LONDON — It’s a landmark moment for both the gay community and the business world. Tim Cook is now the first and only openly gay chief executive in the Fortune 500.
Of course, many lesbian, gay, bisexual and transgendered employees still struggle with discrimination at work. The executive suite also remains extremely closeted, but there are a few high-ranking openly gay businesspeople.
1. Christopher Bailey, CEO at Burberry
The British luxury brand installed Bailey as CEO late last year after former chief executive Angela Ahrendts left the company for a job at Appl.
Bailey has been working at Burberry since 2001, leading the fashion house’s product design, creative marketing and digital innovation. In that time, Burberry has transformed into a fashion powerhouse with a strong social media presence.
2. Nick Denton, founder and publisher of Gawker Media Group
Denton founded the Gawker media empire in 2002.
Over the past 12 years he’s built it into an influential outlet that boasts tens of million of readers who clamor for the latest gossip and news.
When Denton married Derrence Washington this summer, his wedding was covered in a big feature in the New York Times.

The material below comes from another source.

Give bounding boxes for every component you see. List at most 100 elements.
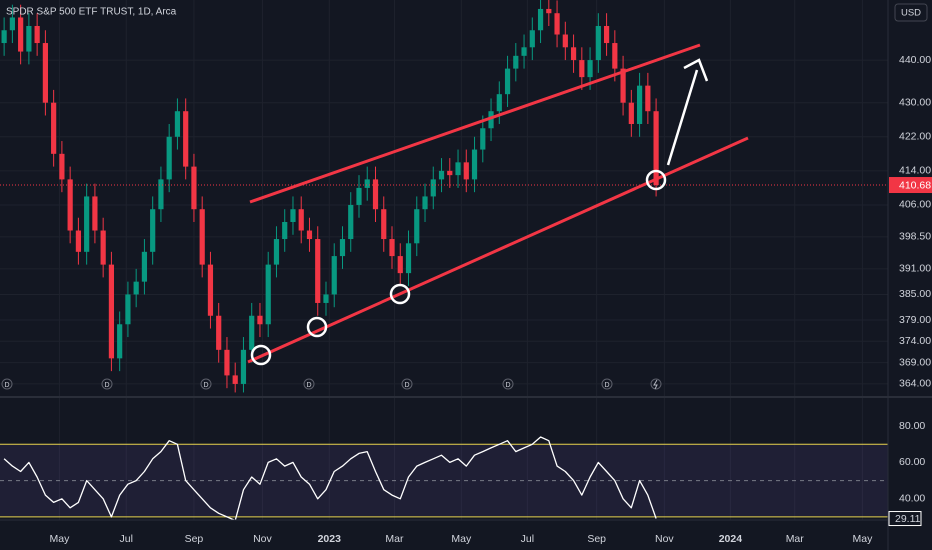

When CNNMoney asked Gawker to confirm that Denton was gay, Gawker editor-in-chief Max Read replied, “If Nick’s not gay, his husband will be very surprised to find out.”
3. Robert Greenblatt, chairman at NBC Entertainment
Greenblatt joined NBCUniversal in January 2011 and now oversees primetime and late night programming for the network
In his previous roles at other networks, he’s been credited for the success of major hit TV series including “Weeds,” “Dexter” and “Six Feet Under.”
Greenblatt has also won many awards for his work, including recognition from GLAAD, an industry group that supports the LGBT community.
4. John Browne, former CEO of BP
Browne led oil giant B from 1995 until 2007. He resigned after a British newspaper group outed him as a gay man.
“I wish I had been braver to come out earlier during my tenure as CEO of BP. I regret it to this day,” he said.
He has since written a book called The Glass Closet to encourage other closeted, gay individuals to come forward and “bring their whole selves to work.”
But he warns that this will only happen when corporate leaders create an environment where people feel comfortable about coming out.